Лист Аглая примостила на укладке и обмакнула карандаш в рот. Прямо, не сгорбившись, сидела Лидия в подводе и смотрела ей на руку.
Поверх спин, за подводой, видно было у забора кресло, и глядела Волкова не на Лидию и не на карандаш, а на меня одного, и глаз я не отвел.

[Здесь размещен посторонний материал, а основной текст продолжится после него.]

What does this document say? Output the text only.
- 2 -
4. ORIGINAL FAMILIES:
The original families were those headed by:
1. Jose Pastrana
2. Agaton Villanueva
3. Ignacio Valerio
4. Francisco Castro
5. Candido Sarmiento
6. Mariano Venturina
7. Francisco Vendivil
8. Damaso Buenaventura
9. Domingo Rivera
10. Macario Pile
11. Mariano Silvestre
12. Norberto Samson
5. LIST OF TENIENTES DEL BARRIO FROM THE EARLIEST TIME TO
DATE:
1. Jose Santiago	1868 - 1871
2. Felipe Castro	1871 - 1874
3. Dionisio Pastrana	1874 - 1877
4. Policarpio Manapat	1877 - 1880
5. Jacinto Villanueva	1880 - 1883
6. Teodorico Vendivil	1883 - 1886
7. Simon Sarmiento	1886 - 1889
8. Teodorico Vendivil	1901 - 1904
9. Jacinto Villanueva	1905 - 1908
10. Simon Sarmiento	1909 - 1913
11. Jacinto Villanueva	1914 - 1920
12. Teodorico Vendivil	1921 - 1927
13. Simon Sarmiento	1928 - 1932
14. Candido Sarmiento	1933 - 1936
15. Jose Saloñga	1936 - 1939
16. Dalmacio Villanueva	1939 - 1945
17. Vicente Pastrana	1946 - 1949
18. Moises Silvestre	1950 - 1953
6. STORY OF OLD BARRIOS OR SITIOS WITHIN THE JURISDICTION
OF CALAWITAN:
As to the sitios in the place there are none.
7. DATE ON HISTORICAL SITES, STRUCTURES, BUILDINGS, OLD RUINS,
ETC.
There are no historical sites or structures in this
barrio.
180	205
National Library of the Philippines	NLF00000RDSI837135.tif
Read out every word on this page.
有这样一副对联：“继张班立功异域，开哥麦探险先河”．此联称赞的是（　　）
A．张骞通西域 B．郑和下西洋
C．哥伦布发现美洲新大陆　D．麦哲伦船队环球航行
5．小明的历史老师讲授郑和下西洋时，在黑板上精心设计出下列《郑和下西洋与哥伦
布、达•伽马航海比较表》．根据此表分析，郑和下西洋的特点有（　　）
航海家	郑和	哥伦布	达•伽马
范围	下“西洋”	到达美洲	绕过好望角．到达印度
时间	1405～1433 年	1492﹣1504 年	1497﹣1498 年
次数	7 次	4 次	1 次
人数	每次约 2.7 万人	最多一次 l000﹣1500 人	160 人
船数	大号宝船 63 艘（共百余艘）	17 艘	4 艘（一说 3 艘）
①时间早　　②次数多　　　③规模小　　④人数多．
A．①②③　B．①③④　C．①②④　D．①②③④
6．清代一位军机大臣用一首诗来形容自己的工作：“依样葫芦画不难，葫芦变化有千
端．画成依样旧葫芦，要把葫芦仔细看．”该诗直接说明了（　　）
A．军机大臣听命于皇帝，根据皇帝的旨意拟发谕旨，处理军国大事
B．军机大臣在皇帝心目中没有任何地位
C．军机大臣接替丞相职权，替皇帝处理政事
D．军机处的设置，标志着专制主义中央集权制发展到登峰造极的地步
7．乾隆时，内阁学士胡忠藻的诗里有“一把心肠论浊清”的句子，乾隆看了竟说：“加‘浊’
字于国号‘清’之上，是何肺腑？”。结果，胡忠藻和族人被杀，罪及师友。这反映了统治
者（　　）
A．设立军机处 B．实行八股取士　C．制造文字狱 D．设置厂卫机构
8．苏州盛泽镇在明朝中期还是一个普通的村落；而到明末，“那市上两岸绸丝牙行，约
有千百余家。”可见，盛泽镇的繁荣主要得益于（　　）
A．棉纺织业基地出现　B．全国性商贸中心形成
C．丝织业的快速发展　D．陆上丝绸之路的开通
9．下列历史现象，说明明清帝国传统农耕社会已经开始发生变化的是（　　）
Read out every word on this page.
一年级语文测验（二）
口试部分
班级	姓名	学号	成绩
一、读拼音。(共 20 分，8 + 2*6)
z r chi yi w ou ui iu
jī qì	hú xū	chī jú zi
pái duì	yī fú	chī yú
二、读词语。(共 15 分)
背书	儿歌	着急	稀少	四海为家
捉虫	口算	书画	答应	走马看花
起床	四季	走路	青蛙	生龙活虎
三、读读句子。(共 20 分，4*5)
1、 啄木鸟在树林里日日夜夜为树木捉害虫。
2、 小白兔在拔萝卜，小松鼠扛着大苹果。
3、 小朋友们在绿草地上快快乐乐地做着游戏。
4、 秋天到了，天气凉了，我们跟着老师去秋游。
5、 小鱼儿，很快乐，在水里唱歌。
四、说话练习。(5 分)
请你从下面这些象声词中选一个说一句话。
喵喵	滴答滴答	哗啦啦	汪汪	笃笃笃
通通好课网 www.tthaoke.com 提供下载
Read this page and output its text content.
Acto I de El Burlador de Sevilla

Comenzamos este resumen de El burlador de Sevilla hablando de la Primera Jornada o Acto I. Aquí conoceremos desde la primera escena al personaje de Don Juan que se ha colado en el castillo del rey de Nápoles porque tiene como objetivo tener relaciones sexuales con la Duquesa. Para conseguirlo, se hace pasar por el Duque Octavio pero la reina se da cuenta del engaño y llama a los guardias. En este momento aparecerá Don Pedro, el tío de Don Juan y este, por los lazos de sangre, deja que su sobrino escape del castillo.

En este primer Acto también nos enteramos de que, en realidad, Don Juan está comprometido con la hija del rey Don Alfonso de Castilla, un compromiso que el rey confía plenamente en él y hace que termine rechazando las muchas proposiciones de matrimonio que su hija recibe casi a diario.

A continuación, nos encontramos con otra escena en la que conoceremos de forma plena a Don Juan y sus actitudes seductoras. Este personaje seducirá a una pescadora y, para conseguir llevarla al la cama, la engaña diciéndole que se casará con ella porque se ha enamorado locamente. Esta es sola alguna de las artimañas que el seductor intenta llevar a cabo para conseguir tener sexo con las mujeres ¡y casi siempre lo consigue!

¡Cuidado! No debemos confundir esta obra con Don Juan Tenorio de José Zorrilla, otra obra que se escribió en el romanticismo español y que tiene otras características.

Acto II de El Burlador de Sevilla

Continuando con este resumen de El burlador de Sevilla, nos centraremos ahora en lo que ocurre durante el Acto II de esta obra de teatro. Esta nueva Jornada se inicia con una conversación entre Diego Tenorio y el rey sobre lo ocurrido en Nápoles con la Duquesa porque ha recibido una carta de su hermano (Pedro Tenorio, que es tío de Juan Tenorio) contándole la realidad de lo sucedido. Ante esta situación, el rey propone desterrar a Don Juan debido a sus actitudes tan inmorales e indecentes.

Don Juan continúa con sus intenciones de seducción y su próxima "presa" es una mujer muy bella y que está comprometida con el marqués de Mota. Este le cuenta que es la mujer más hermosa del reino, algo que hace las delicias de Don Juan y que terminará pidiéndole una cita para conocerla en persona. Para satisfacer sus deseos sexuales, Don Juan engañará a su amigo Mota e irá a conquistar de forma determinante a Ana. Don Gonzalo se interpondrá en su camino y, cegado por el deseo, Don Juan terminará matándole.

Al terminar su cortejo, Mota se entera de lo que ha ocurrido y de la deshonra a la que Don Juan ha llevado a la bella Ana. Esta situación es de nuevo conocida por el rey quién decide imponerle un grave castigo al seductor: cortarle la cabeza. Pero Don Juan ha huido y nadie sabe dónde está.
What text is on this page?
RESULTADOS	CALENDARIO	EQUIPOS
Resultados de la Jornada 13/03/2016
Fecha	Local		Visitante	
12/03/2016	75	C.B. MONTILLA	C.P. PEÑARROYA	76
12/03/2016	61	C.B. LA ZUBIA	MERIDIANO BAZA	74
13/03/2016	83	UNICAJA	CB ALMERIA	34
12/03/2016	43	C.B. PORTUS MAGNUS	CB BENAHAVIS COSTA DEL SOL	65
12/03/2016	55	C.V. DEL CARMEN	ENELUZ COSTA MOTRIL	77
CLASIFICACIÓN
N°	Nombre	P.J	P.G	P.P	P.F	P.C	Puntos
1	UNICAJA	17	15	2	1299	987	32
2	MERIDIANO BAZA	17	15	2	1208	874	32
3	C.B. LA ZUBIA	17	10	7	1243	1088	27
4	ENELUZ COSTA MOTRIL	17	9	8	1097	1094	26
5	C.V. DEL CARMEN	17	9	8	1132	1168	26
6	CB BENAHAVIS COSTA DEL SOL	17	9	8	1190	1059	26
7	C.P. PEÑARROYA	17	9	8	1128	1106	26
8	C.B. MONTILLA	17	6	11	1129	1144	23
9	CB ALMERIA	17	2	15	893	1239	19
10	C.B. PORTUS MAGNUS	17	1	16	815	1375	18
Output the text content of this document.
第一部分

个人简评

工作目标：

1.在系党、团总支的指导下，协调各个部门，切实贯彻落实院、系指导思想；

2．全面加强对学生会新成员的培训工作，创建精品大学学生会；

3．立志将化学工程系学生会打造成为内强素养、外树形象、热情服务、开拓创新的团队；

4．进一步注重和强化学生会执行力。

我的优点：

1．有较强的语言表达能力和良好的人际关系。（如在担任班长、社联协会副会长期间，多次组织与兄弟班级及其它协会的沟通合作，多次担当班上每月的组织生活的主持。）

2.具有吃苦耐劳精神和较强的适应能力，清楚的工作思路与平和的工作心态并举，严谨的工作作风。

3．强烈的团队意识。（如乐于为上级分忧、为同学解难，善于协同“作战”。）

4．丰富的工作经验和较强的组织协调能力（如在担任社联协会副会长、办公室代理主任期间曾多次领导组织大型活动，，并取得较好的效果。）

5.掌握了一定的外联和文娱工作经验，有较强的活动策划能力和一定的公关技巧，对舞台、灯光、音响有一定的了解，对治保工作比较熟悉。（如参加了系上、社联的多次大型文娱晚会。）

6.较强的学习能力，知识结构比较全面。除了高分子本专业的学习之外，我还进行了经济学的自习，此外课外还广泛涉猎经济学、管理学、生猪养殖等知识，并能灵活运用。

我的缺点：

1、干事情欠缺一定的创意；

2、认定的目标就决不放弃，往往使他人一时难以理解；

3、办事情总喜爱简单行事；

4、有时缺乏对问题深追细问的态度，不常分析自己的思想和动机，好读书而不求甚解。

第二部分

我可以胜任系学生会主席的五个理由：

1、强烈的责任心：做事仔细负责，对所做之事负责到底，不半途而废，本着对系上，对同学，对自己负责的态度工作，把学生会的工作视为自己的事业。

— Пиши так, — сказал я. — «Бумаги в субботу не повезли и не повезут, потому как хозяин болен и лежит». Написала? Дальше: «Кобылы на дворе больше нет, и залога нет, и в субботу артель уходит вся, до последнего человека». Это пиши слово в слово, тут у нас с ними правда одна на двоих. А после напиши про понедельник и про нижнюю дорогу через Талицу, и что поедет он один, и что бумаги при нем…
Глава 20. Склеп
Молча мы с Прокопом стащили вниз шланг и бухту, молча сходили наверх за бочкой, и только у ограды, когда насос перевесил и потянул нас вбок, Прокоп велел мне перехватиться за нижние скобы. Склон разъезжался под сапогами талой кашей, и держались мы пятками, а не руками. Правая ладонь у меня была замотана в холст с четверга, Ольгину перевязку я не снимал, так что тяжесть шла на левую, размотанную вчера зубами и с тех пор мокнущую на ветру.
— Обруч слабый, боком не пускай, — легло под затылком буднично.
Говорить было не о чем, да и незачем. Насос мы сняли с приисковой насосной в темноте, вдвоем, и оба понимали, что наверх он отсюда не поднимется: что в этой глине завязнет, то в ней и остается. Прокоп оглянулся вверх, на пепелище, перечеркнутое кондратовой лентой поперек двора, и снова стал смотреть под ноги.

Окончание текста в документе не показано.